During the Interview (Cont.) • If you’re writing for consumers: • What are the key points that consumers should recognize when considering this problem? • How can consumers approach these problems proactively? • Are there prevention methods that patients need to take? • What are the key things that patients should ask their doctors? • Where can patients find more information about topic ‘XYZ’?
During the Interview (Cont.) • Interviewee Review • Critical, but often overlooked. • You’ll generate a better story. • Shows the interviewee: • You care about their input. • You care about factual accuracy. • Allow the interviewee to expand upon your work.
After the Interview • Transcribe it yourself. • The thank you note. • Writing copy. • Following your own lead.
After the Interview (Cont.) • Transcribe the tape yourself: • Cut out the extraneous stuff • Obtain the real points that the interviewee may or may not articulate well • Meet deadlines faster (this can add money to your pockets!)
Thank You Note • Send a confirmation note to the interviewee – preferably email • Do it immediately after the interview (think job application) – shows the interviewee you care about their input. • Thank them for the time. • Re-establish your timeframes, deadlines, etc. • Inform them when they can see it in print. • Offer to send a copy of the finished product. • Allows you to develop that resource for future writing opportunities. • Ask questions, if need be.
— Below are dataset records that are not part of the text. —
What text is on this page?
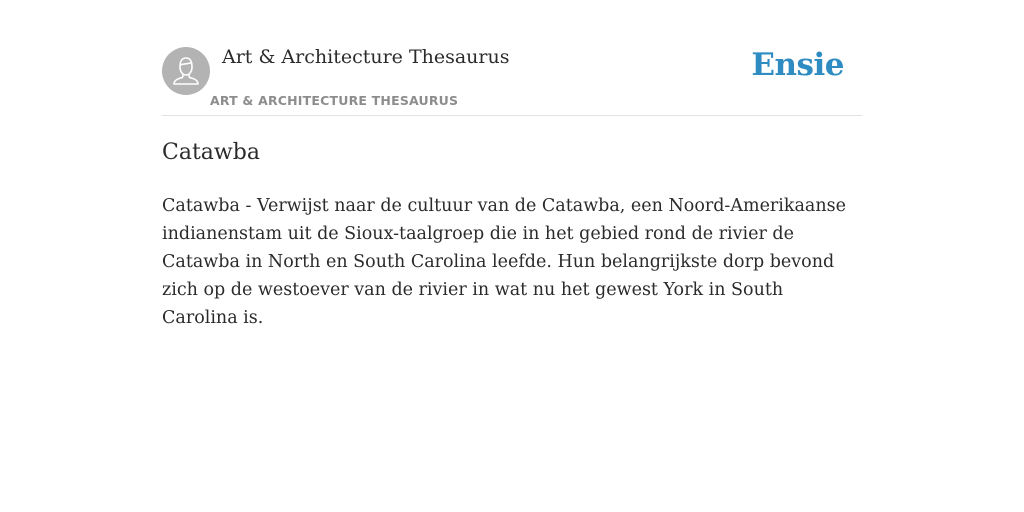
Art & Architecture Thesaurus
ART & ARCHITECTURE THESAURUS
Ensie
Catawba

Catawba - Verwijst naar de cultuur van de Catawba, een Noord-Amerikaanse indianenstam uit de Sioux-taalgroep die in het gebied rond de rivier de Catawba in North en South Carolina leefde. Hun belangrijkste dorp bevond zich op de westoever van de rivier in wat nu het gewest York in South Carolina is.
After the Interview • Writing Copy: • Involve the interviewee. • Get copy close to “perfect”. • Offer a second or third review of the copy after you’ve input their changes. • Use your pre-interview information. • Keep word counts in mind, if necessary.
Trouble-Shooting • Too Little Information. • Doctor Unresponsive.
Trouble-Shooting (Cont.) • Too little information: • Use your resources. • Go back to the interviewee with questions. • During article review, note where you are unclear. • Insert notes if some studies refute what the interviewee said. • Ask for backup information. • Call/email expert groups (eg, societies & academic colleges) for backup information. • A 2nd or 3rd interviewee may need to be interviewed.
Trouble-Shooting (Cont.) • Interviewee Unresponsiveness: • You are awaiting the interviewee to review copy, but it hasn’t been returned (don’t worry – it happens). • Try calling – emails often go unchecked, unanswered. • Try working through media reps at the interviewee’s institutions. • Try working through the interviewee’s assistants/colleagues. • Solicit another interviewee close to the subject matter to review the article.
Conclusion • Prepare, prepare, prepare! • Get help before and after the interview. • Ask the interviewee questions. • Explore all avenues to NOT sacrifice integrity of the article. • Hit a home run rather than fly out. • Get the most out of your work. It’ll only make your efforts better.
Thanks for your time. • Open Forum: • Does anybody have any questions?